Hey — and fall goes by! Winter gets cold but not so cold. Where I live a main topic of conversation tends toward how warm this winter has been, but how next week will be much colder, and and how the warmth, nice as it is, is a harbinger of some bigger, scarier thing, usually expressed as, it’s nice out and we’re fucked.
I spent a couple weeks listening to the audiobook of Chanel Miller’s Know My Name, which I think was best listened to, because it was as if she was sitting next to me on the couch and talking. I think I connected with it in ways I was expecting, and didn’t connect with it in ways I was not expecting. Next, a quick jaunt with Annie Ernaux’s The Young Man. Then, Oculus by Sally Wen Mao, the majority of which I read at a Thai restaurant waiting for two friends to arrive — both came late, but that was okay, because it gave me more time to read. Afterwards, we took digital camera pictures against the fence tucked around the restaurant. The light coming from the evening and the buildings bleached everything gold.

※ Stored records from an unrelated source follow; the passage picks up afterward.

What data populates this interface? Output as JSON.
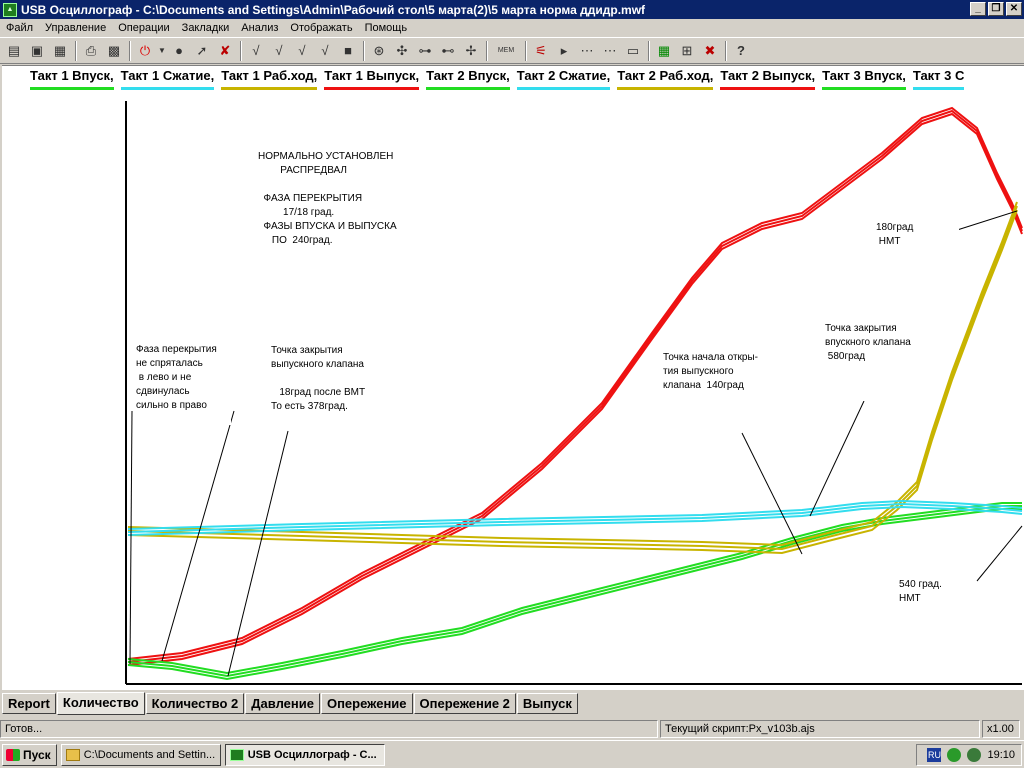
{
  "window": {
    "title": "USB Осциллограф - C:\\Documents and Settings\\Admin\\Рабочий стол\\5 марта(2)\\5 марта норма ддидр.mwf"
  },
  "menu": [
    "Файл",
    "Управление",
    "Операции",
    "Закладки",
    "Анализ",
    "Отображать",
    "Помощь"
  ],
  "toolbar_icons": [
    "open-icon",
    "save-icon",
    "save-as-icon",
    "print-icon",
    "preview-icon",
    "power-icon",
    "dropdown-icon",
    "record-icon",
    "play-icon",
    "stop-icon",
    "check-icon",
    "check-double-icon",
    "check-triple-icon",
    "check-plus-icon",
    "square-icon",
    "probe-icon",
    "probe2-icon",
    "probe3-icon",
    "probe4-icon",
    "probe5-icon",
    "mem-icon",
    "trigger-icon",
    "trigger2-icon",
    "trigger3-icon",
    "trigger4-icon",
    "view-icon",
    "grid-icon",
    "cross-icon",
    "help-icon"
  ],
  "legend": [
    {
      "label": "Такт 1 Впуск,",
      "color": "#22dd22"
    },
    {
      "label": "Такт 1 Сжатие,",
      "color": "#33ddee"
    },
    {
      "label": "Такт 1 Раб.ход,",
      "color": "#c8b400"
    },
    {
      "label": "Такт 1 Выпуск,",
      "color": "#ee1111"
    },
    {
      "label": "Такт 2 Впуск,",
      "color": "#22dd22"
    },
    {
      "label": "Такт 2 Сжатие,",
      "color": "#33ddee"
    },
    {
      "label": "Такт 2 Раб.ход,",
      "color": "#c8b400"
    },
    {
      "label": "Такт 2 Выпуск,",
      "color": "#ee1111"
    },
    {
      "label": "Такт 3 Впуск,",
      "color": "#22dd22"
    },
    {
      "label": "Такт 3 С",
      "color": "#33ddee"
    }
  ],
  "annotations": {
    "normal": "НОРМАЛЬНО УСТАНОВЛЕН\n        РАСПРЕДВАЛ\n\n  ФАЗА ПЕРЕКРЫТИЯ\n         17/18 град.\n  ФАЗЫ ВПУСКА И ВЫПУСКА\n     ПО  240град.",
    "overlap": "Фаза перекрытия\nне спряталась\n в лево и не\nсдвинулась\nсильно в право",
    "exhaust_close": "Точка закрытия\nвыпускного клапана\n\n   18град после ВМТ\nТо есть 378град.",
    "exhaust_open": "Точка начала откры-\nтия выпускного\nклапана  140град",
    "intake_close": "Точка закрытия\nвпускного клапана\n 580град",
    "bdc180": "180град\n НМТ",
    "bdc540": "540 град.\nНМТ"
  },
  "tabs": [
    "Report",
    "Количество",
    "Количество 2",
    "Давление",
    "Опережение",
    "Опережение 2",
    "Выпуск"
  ],
  "active_tab": 1,
  "status": {
    "ready": "Готов...",
    "script": "Текущий скрипт:Px_v103b.ajs",
    "zoom": "x1.00"
  },
  "taskbar": {
    "start": "Пуск",
    "task1": "C:\\Documents and Settin...",
    "task2": "USB Осциллограф - C...",
    "lang": "RU",
    "clock": "19:10"
  },
  "colors": {
    "intake": "#22dd22",
    "compression": "#33ddee",
    "power": "#c8b400",
    "exhaust": "#ee1111",
    "titlebar": "#0a246a"
  }
}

Then, a difficult period for reading, which means comics: Yokai Cats by PANDANIA, which was given to me last year for my birthday by my friend Y, who shares the same birthday as me, and which I read exclusively in bed. Winter break - J drives me to the station and I squeeze onto the train home with 3 minutes to spare and more sweaty than I have ever been in my life: Briefly, A Delicious Life, which is my first novel in a while, and I even enjoy it, so I milk it as a conversation starter with everyone in my book club for two weeks. Then, A Life Turned Upside Down: My Dad’s an Alcoholic by Mariko Kikuchi, X-Gender (Volumes 1 and 2) by Asuka Miyazaki. Followed by some volumes of Berserk by Kentaro Miura, described as foundational reading by J, the rest of which I am still slowly working through and enjoying a lot. The art is maybe some of the most consistently involved art I have seen in comics. Then, Chainsaw Man by Tatsuki Fujimoto, which I had read once, but this time tried to read in French, and that was okay. Dear Scarlet: The Story of My Postpartum Depression by Teresa Wong, which I liked alright, and In by Will McPhail, which I really liked, and which got me started on reading comics on Libby, which feels so convenient it seems illegal.
On multiple subway rides, Civil Service by Claire Schwartz, which I enjoyed but occasionally had trouble with. Some poems I really liked, including Lecture on Loneliness. Shortly after, my roommate C, whose usual fare is longform nonfiction, read it, found it interesting, and then not.
Was foggy today — saw a ton of birds on power lines while biking through an intersection. Felt like something to note.